Sa victoire au second tour de l’élection présidentielle de 2017 a été, à tort ou à raison, principalement interprétée, ailleurs en Europe, comme la victoire du camp « européen » face au camp du « repli ». Cette élection, couplée au Brexit et à la victoire de Trump, a convaincu de nombreux chefs de gouvernement européens, à commencer par Angela Merkel, qu’il fallait travailler autour des propositions du Président français, notamment sur l’idée d’un budget d’investissement pour la zone euro.
Malgré l’accueil plutôt positif reçu par Paris, Emmanuel Macron est esseulé sur la scène européenne. En effet, il a refusé que La République En Marche rejoigne l’un des partis politiques européens.

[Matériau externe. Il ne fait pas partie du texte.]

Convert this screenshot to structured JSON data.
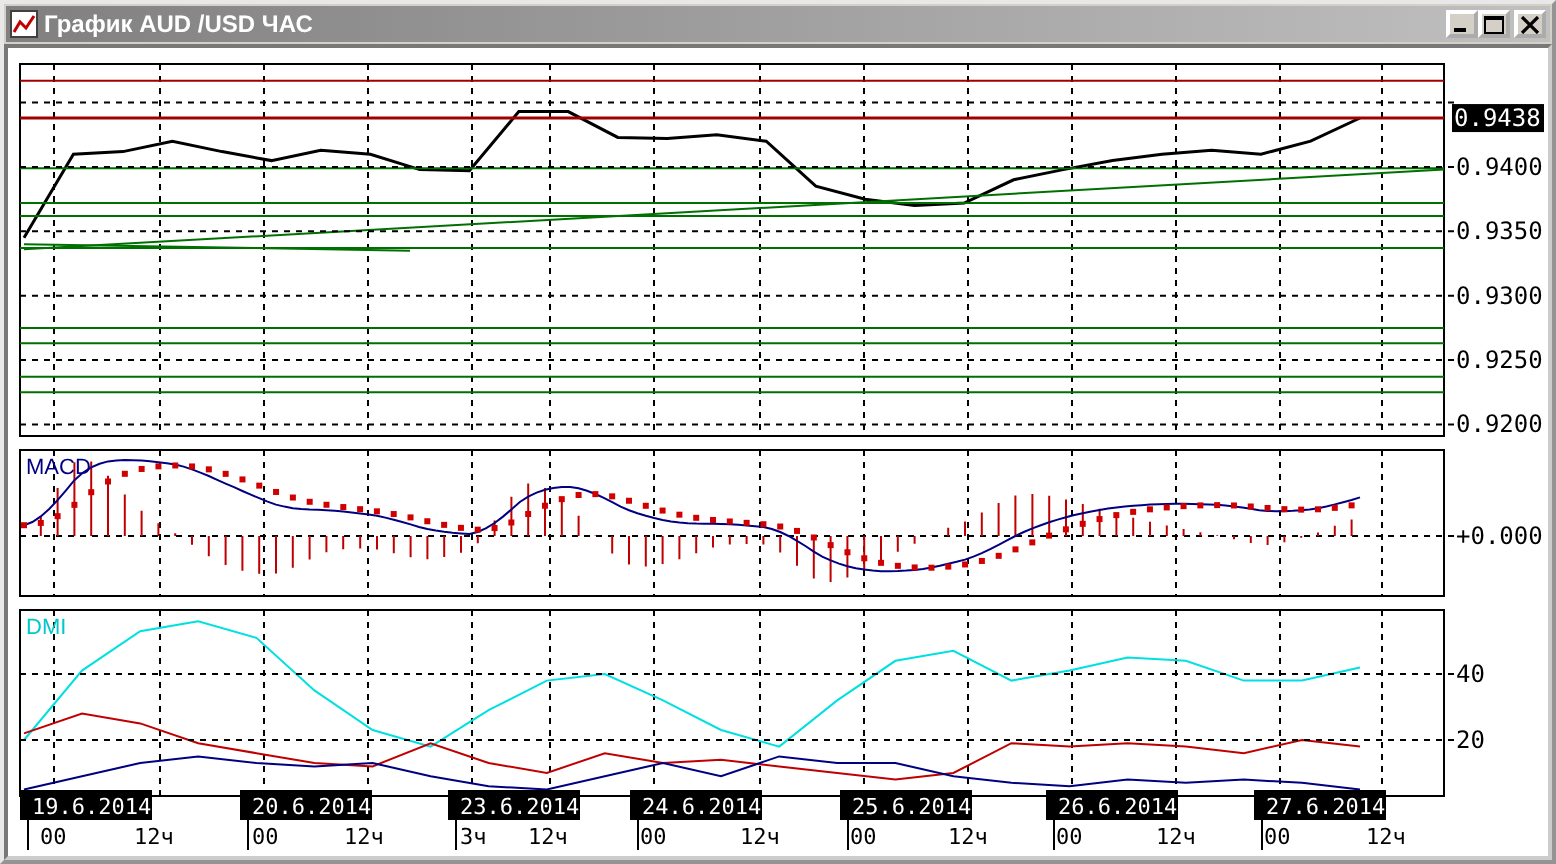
{
  "window": {
    "title": "График AUD /USD  ЧАС"
  },
  "price_panel": {
    "last_price": "0.9438",
    "chart_data": {
      "type": "line",
      "ylim": [
        0.9191,
        0.948
      ],
      "yticks": [
        {
          "value": 0.94,
          "label": "0.9400"
        },
        {
          "value": 0.935,
          "label": "0.9350"
        },
        {
          "value": 0.93,
          "label": "0.9300"
        },
        {
          "value": 0.925,
          "label": "0.9250"
        },
        {
          "value": 0.92,
          "label": "0.9200"
        }
      ],
      "series": [
        {
          "color": "#000000",
          "values": [
            0.9345,
            0.941,
            0.9412,
            0.942,
            0.9412,
            0.9405,
            0.9413,
            0.941,
            0.9398,
            0.9397,
            0.9443,
            0.9443,
            0.9423,
            0.9422,
            0.9425,
            0.942,
            0.9385,
            0.9375,
            0.937,
            0.9372,
            0.939,
            0.9398,
            0.9405,
            0.941,
            0.9413,
            0.941,
            0.942,
            0.9438
          ]
        }
      ]
    }
  },
  "macd_panel": {
    "label": "MACD",
    "zero_label": "+0.000"
  },
  "dmi_panel": {
    "label": "DMI",
    "chart_data": {
      "type": "line",
      "ylim": [
        3,
        59.4
      ],
      "yticks": [
        20,
        40
      ],
      "series": [
        {
          "color": "#00e0e0",
          "values": [
            20,
            41,
            53,
            56,
            51,
            35,
            23,
            18,
            29,
            38,
            40,
            32,
            23,
            18,
            32,
            44,
            47,
            38,
            41,
            45,
            44,
            38,
            38,
            42
          ]
        },
        {
          "color": "#c00000",
          "values": [
            22,
            28,
            25,
            19,
            16,
            13,
            12,
            19,
            13,
            10,
            16,
            13,
            14,
            12,
            10,
            8,
            10,
            19,
            18,
            19,
            18,
            16,
            20,
            18
          ]
        },
        {
          "color": "#000080",
          "values": [
            5,
            9,
            13,
            15,
            13,
            12,
            13,
            9,
            6,
            5,
            9,
            13,
            9,
            15,
            13,
            13,
            9,
            7,
            6,
            8,
            7,
            8,
            7,
            5
          ]
        }
      ]
    }
  },
  "time_axis": [
    {
      "date": "19.6.2014",
      "times": [
        "00",
        "12ч"
      ]
    },
    {
      "date": "20.6.2014",
      "times": [
        "00",
        "12ч"
      ]
    },
    {
      "date": "23.6.2014",
      "times": [
        "3ч",
        "12ч"
      ]
    },
    {
      "date": "24.6.2014",
      "times": [
        "00",
        "12ч"
      ]
    },
    {
      "date": "25.6.2014",
      "times": [
        "00",
        "12ч"
      ]
    },
    {
      "date": "26.6.2014",
      "times": [
        "00",
        "12ч"
      ]
    },
    {
      "date": "27.6.2014",
      "times": [
        "00",
        "12ч"
      ]
    }
  ]
}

S’il semblait difficile pour lui de rejoindre le parti majoritaire, le Parti Populaire Européen (le PPE, celui de Juncker et de Merkel), car il y a déjà Les Républicains de Wauquiez ou le second groupe, les Socialistes et Démocrates (S&D), et il y a aussi les socialistes français, sa place était toute trouvée dans l’ADLE, l’Alliance des Démocrates et des Libéraux où siège le MODEM, son partenaire au gouvernement, et son seul député européen LREM, Jean Arthuis.

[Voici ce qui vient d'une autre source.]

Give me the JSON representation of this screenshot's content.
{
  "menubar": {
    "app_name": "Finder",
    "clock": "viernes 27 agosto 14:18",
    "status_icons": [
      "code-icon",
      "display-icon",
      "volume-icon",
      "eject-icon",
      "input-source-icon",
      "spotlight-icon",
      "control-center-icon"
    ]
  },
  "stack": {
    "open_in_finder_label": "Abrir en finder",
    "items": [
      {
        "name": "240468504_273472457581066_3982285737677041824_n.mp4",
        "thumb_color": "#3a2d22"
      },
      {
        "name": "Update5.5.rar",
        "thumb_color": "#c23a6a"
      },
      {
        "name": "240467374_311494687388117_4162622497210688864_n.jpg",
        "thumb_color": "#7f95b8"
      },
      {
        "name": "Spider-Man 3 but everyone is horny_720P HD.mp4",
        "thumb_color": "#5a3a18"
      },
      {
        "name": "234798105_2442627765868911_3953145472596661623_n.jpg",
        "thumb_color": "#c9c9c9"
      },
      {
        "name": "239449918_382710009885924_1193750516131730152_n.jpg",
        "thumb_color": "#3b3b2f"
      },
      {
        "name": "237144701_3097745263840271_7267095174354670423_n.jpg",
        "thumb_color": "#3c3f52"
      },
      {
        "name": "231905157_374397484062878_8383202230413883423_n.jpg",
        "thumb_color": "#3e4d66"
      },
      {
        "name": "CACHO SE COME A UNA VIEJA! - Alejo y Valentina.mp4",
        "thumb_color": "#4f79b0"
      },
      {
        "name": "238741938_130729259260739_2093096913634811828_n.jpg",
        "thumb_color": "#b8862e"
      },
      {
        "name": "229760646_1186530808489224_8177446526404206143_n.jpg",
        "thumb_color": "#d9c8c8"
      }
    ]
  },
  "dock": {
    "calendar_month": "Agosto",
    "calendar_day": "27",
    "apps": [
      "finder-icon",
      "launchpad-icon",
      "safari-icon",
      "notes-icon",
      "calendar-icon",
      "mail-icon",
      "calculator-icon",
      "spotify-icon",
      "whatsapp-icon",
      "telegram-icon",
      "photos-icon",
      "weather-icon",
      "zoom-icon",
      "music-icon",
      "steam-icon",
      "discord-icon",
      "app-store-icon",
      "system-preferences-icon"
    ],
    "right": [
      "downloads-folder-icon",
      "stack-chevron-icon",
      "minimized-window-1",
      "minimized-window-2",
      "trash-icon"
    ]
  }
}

Cette stratégie de l’isolement est, en réalité, voulue et assumée car il souhaite faire lors des élections européennes de l’an prochain, ce qu’il a réalisé en France 2017 : redistribuer les cartes et s’imposer comme le centre du jeu. Pari loin d’être gagné tant les élections européennes sont une somme de 27 élections différentes (voire plus), que le coup de poker de l’an dernier ne pourra pas être réédité sur une élection législative dans un système parlementaire et vu le peu d’entrain de certains gouvernements européens à l’égard de sa vision et de ses propositions.

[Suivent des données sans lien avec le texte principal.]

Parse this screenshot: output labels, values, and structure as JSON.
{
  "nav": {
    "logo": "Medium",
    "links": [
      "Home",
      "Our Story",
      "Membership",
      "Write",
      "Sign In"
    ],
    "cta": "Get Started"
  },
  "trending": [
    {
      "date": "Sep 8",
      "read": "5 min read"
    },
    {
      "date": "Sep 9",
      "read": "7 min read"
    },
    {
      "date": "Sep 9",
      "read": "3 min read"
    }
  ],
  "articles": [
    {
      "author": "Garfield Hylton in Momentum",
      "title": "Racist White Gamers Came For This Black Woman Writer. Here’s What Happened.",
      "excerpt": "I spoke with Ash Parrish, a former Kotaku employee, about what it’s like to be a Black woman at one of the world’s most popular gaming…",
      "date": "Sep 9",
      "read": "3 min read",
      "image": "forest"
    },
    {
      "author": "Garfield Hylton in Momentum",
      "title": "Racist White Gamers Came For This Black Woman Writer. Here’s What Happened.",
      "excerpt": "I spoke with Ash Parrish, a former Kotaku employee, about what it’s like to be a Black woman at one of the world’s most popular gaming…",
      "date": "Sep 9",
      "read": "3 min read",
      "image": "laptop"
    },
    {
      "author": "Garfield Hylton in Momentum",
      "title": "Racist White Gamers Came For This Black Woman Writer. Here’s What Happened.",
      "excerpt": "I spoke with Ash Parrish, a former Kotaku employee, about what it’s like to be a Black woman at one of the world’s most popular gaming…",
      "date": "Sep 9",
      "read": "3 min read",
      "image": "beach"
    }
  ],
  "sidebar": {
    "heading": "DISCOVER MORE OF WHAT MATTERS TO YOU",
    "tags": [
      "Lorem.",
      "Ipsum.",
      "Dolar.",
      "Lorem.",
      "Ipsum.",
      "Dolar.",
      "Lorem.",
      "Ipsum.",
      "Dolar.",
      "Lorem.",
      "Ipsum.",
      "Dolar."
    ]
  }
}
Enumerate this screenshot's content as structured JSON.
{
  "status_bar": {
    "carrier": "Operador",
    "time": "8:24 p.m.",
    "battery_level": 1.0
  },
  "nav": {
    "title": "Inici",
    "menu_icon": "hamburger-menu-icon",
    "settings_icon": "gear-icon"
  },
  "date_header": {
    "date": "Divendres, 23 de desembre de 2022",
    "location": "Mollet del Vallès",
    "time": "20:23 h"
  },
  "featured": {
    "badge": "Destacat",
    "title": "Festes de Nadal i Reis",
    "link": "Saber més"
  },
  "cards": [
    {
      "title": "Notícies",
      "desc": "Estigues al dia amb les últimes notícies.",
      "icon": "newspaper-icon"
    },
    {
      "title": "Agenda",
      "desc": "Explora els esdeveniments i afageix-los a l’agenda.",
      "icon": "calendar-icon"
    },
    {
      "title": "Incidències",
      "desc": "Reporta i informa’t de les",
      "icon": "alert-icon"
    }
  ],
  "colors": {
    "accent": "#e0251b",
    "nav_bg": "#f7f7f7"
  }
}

Sacrifier la démocratie européenne
Pour arriver à ses fins et mettre en place son programme européen, Emmanuel Macron a décidé de sacrifier la démocratie européenne, alors que c’est l’une des critiques principales dont elle souffre, à juste titre !
D’une part, il a décidé de revenir, pour les élections européennes en France, à un scrutin avec une circonscription unique, entendez dans toute la France. Loin de moi, l’idée de défendre l’absurdité des 8 circonscriptions électorales qui existaient depuis 2004 et qui n’avait aucun sens. La Corse, par exemple, était avec la PACA et le Rhône Alpes mais revenir à une circonscription unique, c’est l’assurance de s’éloigner des territoires, de recaser les apparatchiks des partis parisiens et d’avoir des débats franco-français, alors que l’enjeu des prochaines élections devrait être, au contraire, d’expliquer comment rapprocher le pouvoir des citoyens, des nations sans État, des peuples et des minorités tout en renforçant et en approfondissant la construction européenne.
D’autre part, le Président français s’est totalement opposé au principe des spitzenkandidaten (les candidats têtes de liste). Ce système, mis en place pour la première fois en 2014, avait conduit chaque parti politique européen a désigné son « spitzenkandidat », son candidat à la Présidence de la Commission européenne, l’Exécutif européen.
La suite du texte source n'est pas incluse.